Les Français vont utiliser sans hésiter les gaz dans la « pacification » du Rif dans les années 20, comme les Anglais en Irak, les Espagnol au Maroc ou les Italiens en Libye et en Ethiopie.

Le gaz de combat est une technique militaire qui répond à une configuration tactique très précise. Il s’agit d’une arme qui permet de blesser ou tuer des ennemis difficiles à atteindre (retranchements, dissémination, énorme supériorité numérique) en économisant les projectiles et en frappant le moral.

L’effet de terreur psychologique est donc l’un des objectifs, mais dans une configuration sur le terrain assez spéciale : ennemi disséminé (donc guérilla ou population civile), abrité et concentré (zone d’habitat), nécessité d’économiser le nombre de munitions (limites logistiques, économiques ou effet de surprise).

La contrepartie est un « contre-choc » moral à l’égard des troupes qui emploient des armes, qui doivent porter des protections. Ce « contre-choc » se matérialise aussi par l’affaiblissement de la cause vis à vis des neutres. Enfin, dès la fin de la Grande guerre, l’efficacité des contre-mesures prises par des troupes entraînées et protégées prive les gaz de combat d’une grande partie de leur intérêt.

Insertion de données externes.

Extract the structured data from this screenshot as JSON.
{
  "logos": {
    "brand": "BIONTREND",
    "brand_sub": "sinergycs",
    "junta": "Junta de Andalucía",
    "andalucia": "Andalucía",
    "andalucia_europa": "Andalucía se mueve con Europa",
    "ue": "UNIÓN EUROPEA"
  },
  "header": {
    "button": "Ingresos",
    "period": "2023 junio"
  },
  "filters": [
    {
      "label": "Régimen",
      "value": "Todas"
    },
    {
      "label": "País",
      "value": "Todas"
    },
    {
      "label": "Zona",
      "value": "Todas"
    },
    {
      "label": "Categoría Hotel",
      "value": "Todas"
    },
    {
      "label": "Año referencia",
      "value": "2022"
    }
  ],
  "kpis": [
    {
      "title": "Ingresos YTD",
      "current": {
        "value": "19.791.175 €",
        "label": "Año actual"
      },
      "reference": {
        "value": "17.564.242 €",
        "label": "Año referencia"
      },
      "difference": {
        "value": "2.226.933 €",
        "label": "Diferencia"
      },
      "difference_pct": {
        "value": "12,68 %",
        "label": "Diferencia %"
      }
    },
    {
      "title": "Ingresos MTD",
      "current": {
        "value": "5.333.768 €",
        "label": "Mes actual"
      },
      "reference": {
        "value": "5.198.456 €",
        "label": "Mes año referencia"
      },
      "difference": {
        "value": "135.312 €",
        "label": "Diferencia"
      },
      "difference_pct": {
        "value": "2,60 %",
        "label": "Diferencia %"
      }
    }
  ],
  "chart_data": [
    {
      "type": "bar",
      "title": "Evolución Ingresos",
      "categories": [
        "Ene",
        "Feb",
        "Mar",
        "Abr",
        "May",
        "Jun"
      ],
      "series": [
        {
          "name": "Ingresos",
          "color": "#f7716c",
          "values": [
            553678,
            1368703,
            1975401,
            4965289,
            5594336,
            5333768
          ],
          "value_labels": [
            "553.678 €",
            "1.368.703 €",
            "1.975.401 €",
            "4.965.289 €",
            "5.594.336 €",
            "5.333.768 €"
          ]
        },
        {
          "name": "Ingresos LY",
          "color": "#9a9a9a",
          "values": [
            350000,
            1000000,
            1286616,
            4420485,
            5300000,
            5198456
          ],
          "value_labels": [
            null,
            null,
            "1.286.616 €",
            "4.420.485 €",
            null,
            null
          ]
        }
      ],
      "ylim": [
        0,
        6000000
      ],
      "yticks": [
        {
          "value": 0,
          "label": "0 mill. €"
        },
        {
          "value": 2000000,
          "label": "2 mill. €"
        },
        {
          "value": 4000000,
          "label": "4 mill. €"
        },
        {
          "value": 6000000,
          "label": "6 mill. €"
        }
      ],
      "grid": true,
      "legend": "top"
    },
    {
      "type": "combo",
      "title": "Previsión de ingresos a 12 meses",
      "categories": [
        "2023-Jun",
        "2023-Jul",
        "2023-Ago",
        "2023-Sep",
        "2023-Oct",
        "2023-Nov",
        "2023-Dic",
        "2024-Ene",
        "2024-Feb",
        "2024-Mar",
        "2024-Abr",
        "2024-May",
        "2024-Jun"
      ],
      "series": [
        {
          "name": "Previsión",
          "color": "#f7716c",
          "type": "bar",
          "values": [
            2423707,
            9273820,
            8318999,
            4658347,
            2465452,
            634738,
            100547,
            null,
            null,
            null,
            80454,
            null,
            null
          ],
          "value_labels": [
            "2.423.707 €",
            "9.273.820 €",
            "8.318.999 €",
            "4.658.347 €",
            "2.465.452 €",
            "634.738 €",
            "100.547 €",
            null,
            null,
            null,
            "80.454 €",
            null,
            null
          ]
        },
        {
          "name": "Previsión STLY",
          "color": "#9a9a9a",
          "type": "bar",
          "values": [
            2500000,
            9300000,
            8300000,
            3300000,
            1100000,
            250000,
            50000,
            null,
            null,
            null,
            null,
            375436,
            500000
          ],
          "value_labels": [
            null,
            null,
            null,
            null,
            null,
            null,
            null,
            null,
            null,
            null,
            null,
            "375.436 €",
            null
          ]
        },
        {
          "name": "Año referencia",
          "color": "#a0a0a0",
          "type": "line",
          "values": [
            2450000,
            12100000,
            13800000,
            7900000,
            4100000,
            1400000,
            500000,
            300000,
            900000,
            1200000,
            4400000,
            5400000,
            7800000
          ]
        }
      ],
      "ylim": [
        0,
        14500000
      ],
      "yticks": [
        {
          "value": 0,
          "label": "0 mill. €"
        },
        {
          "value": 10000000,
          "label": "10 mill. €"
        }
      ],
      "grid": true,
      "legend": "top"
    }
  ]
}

En pratique, les projectiles chargés au gaz de combat sont versatiles, et présentent un danger important pour leurs utilisateurs. Vulnérables comme les lance-flammes au combat, nécessitant des précautions peut compatibles avec des opérations sous un feu ennemi, leur emploi est assez impopulaire au sein de la troupe.

C’est ce qui explique le faible emploi des gaz de combat lors de la Seconde guerre mondiale : les munitions classiques et les systèmes de visée et de guidage des bombardement d’artillerie et aérien ont fait de tels progrès que l’emploi du gaz contre les retranchements n’est plus nécessaire. C’est la principale raison, loin devant un prétendu « sursaut d’humanité » général d’Hitler, Staline et consorts… Le gaz sera tout de même employé par la Wehrmacht à Varsovie en 39 et par les Japonais en Chine. le plan d’invasion du Japon par les USA en 1945 prévoyait l’emploi d’obus à gaz pour neutraliser les attaques suicides des soldats nippons.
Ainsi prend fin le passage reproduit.